Haskell (one of the languages that does support this) calls these “type parameters”.

Workarounds

This might seem academic and outside of the realm of practical application, but the sheer number of duplicate issues in the Typescript repository and 3rd-party workarounds should hopefully convince you otherwise. One of the more popular solutions is to pull in fp-ts, which requires a lot of boilerplate to achieve the desired effect:

import { HKT, URIS, Kind } from 'fp-ts/HKT';

type Identity<T> = {};
type Maybe<T> = {};

// merge the "URItoKind" interface from fp-ts with our own stuff
declare module 'fp-ts/HKT' {
  interface URItoKind<T> {
    'Identity': Identity<T>
    'Maybe': Maybe<T>
  }
}

interface Functor<F> {
  URI: F;
  map: <A, B>(fn: (a: A) => B) => (fa: HKT<F, A>) => HKT<F, B>;
}

interface Functor1<F extends URIS> {
  URI: F;
  map: <A, B>(fn: (a: A) => B) => (fa: Kind<F, A>) => Kind<F, B>;
}

// define Functor2 for functors with two type parameters, etc.
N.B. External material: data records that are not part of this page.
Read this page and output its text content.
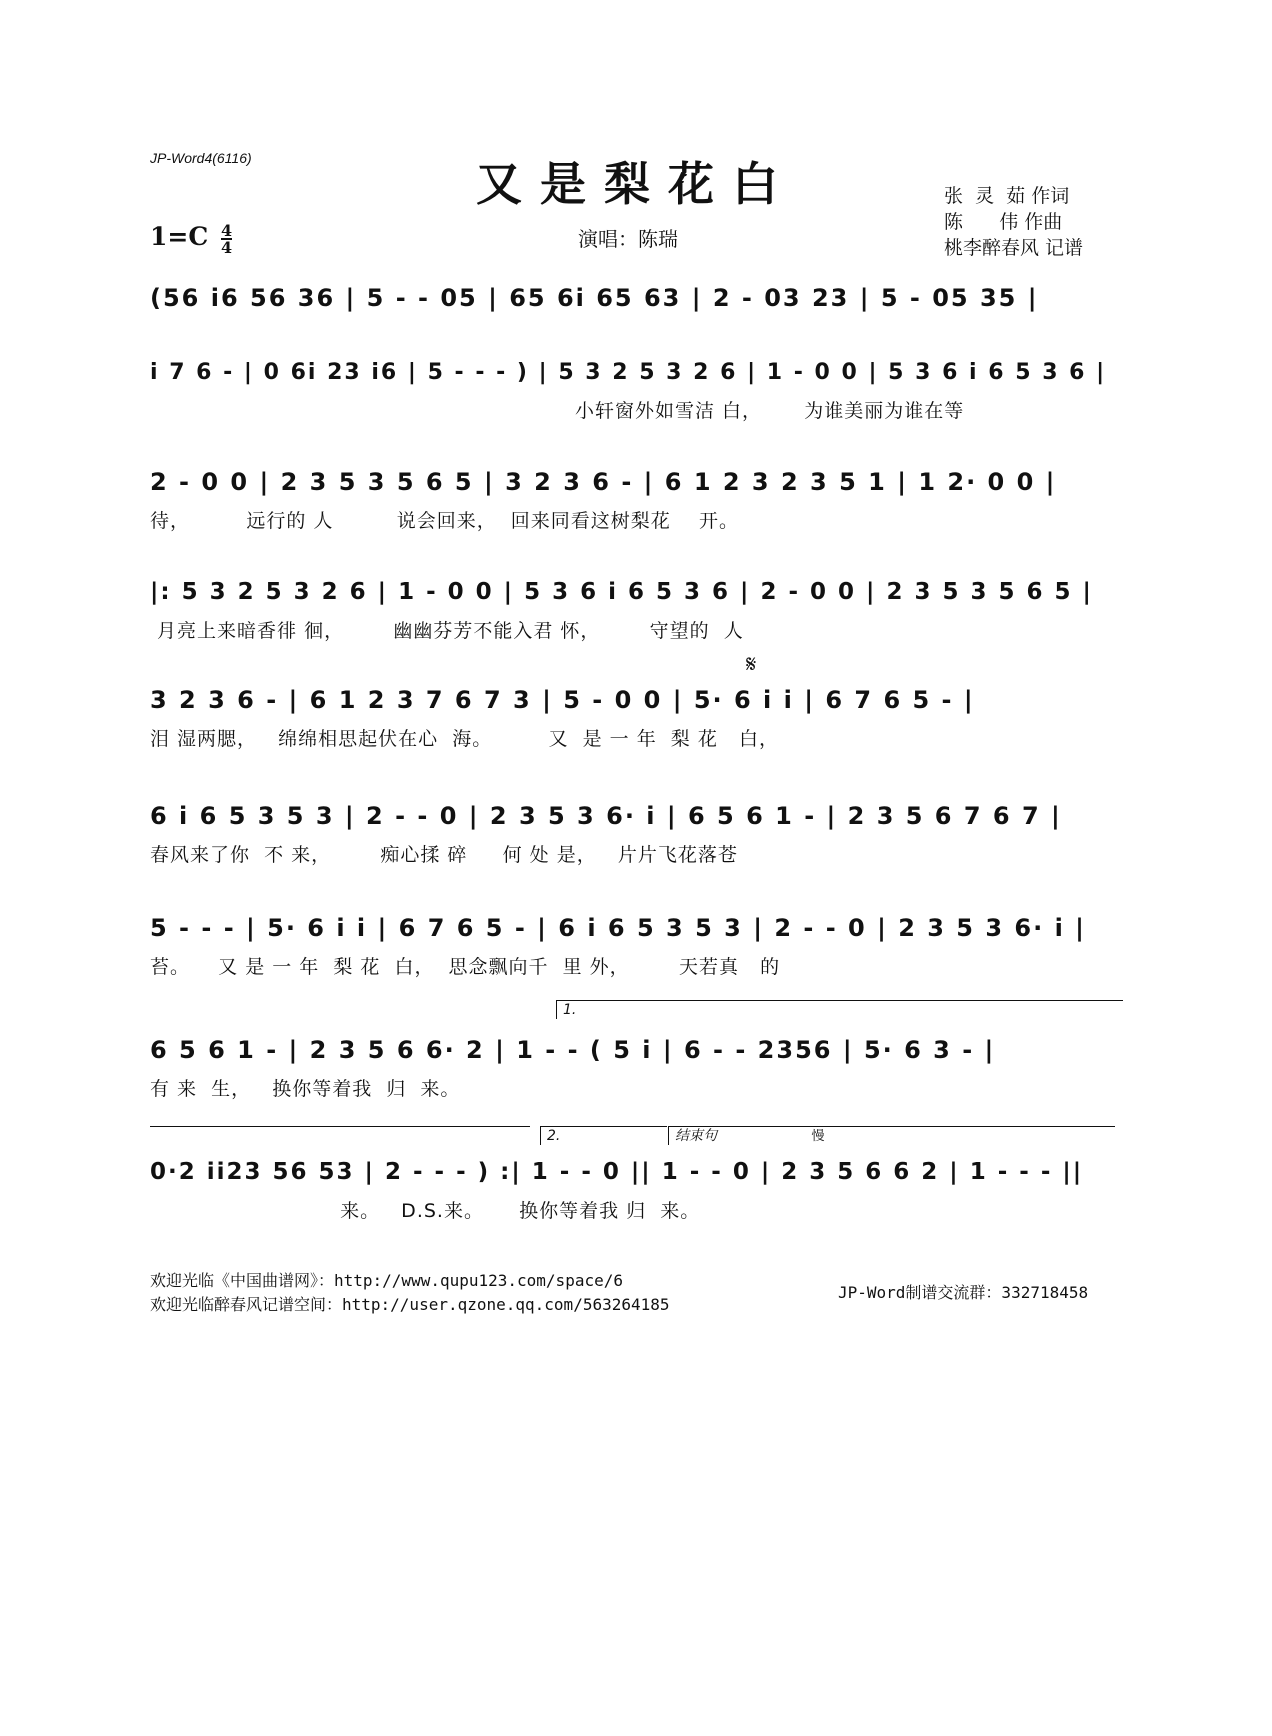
JP-Word4(6116)	又是梨花白	张  灵  茹 作词
陈      伟 作曲
桃李醉春风 记谱
$1=C \frac{4}{4}$	演唱：陈瑞
(56 i6 56 36 | 5 - - 05 | 65 6i 65 63 | 2 - 03 23 | 5 - 05 35 |
i 7 6 - | 0 6i 23 i6 | 5 - - - ) | 5 3 2 5 3 2 6 | 1 - 0 0 | 5 3 6 i 6 5 3 6 |
小轩窗外如雪洁 白，      为谁美丽为谁在等
2 - 0 0 | 2 3 5 3 5 6 5 | 3 2 3 6 - | 6 1 2 3 2 3 5 1 | 1 2· 0 0 |
待，        远行的 人         说会回来，  回来同看这树梨花    开。
|: 5 3 2 5 3 2 6 | 1 - 0 0 | 5 3 6 i 6 5 3 6 | 2 - 0 0 | 2 3 5 3 5 6 5 |
月亮上来暗香徘 徊，       幽幽芬芳不能入君 怀，       守望的  人
𝄋
3 2 3 6 - | 6 1 2 3 7 6 7 3 | 5 - 0 0 | 5· 6 i i | 6 7 6 5 - |
泪 湿两腮，   绵绵相思起伏在心  海。        又  是 一 年  梨 花   白，
6 i 6 5 3 5 3 | 2 - - 0 | 2 3 5 3 6· i | 6 5 6 1 - | 2 3 5 6 7 6 7 |
春风来了你  不 来，       痴心揉 碎     何 处 是，   片片飞花落苍
5 - - - | 5· 6 i i | 6 7 6 5 - | 6 i 6 5 3 5 3 | 2 - - 0 | 2 3 5 3 6· i |
苔。    又 是 一 年  梨 花  白，  思念飘向千  里 外，       天若真   的
1.
6 5 6 1 - | 2 3 5 6 6· 2 | 1 - - ( 5 i | 6 - - 2356 | 5· 6 3 - |
有 来  生，   换你等着我  归  来。
2.	结束句	慢
0·2 ii23 56 53 | 2 - - - ) :| 1 - - 0 || 1 - - 0 | 2 3 5 6 6 2 | 1 - - - ||
来。   D.S.来。     换你等着我 归  来。
欢迎光临《中国曲谱网》：http://www.qupu123.com/space/6
欢迎光临醉春风记谱空间：http://user.qzone.qq.com/563264185
JP-Word制谱交流群：332718458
const maybeFunctor: Functor1<'Maybe'> = {
  URI: 'Maybe',
  map: /* ... */
}

That’s…a lot of code to get around the problem at hand. Check out this video (the whole series is great) for an explanation of this approach.

Conclusion

Typescript is a huge improvement over JavaScript, but there are a few powerful features that it simply does not support (yet). I can see how, to the uninitiated, this sort of thing might seem unnecessary or only useful to hard-core functional programmers. However, the same was said of lambda functions or filter, map, and reduce before they made it into the mainstream zeitgeist…now they’re standard in almost every language.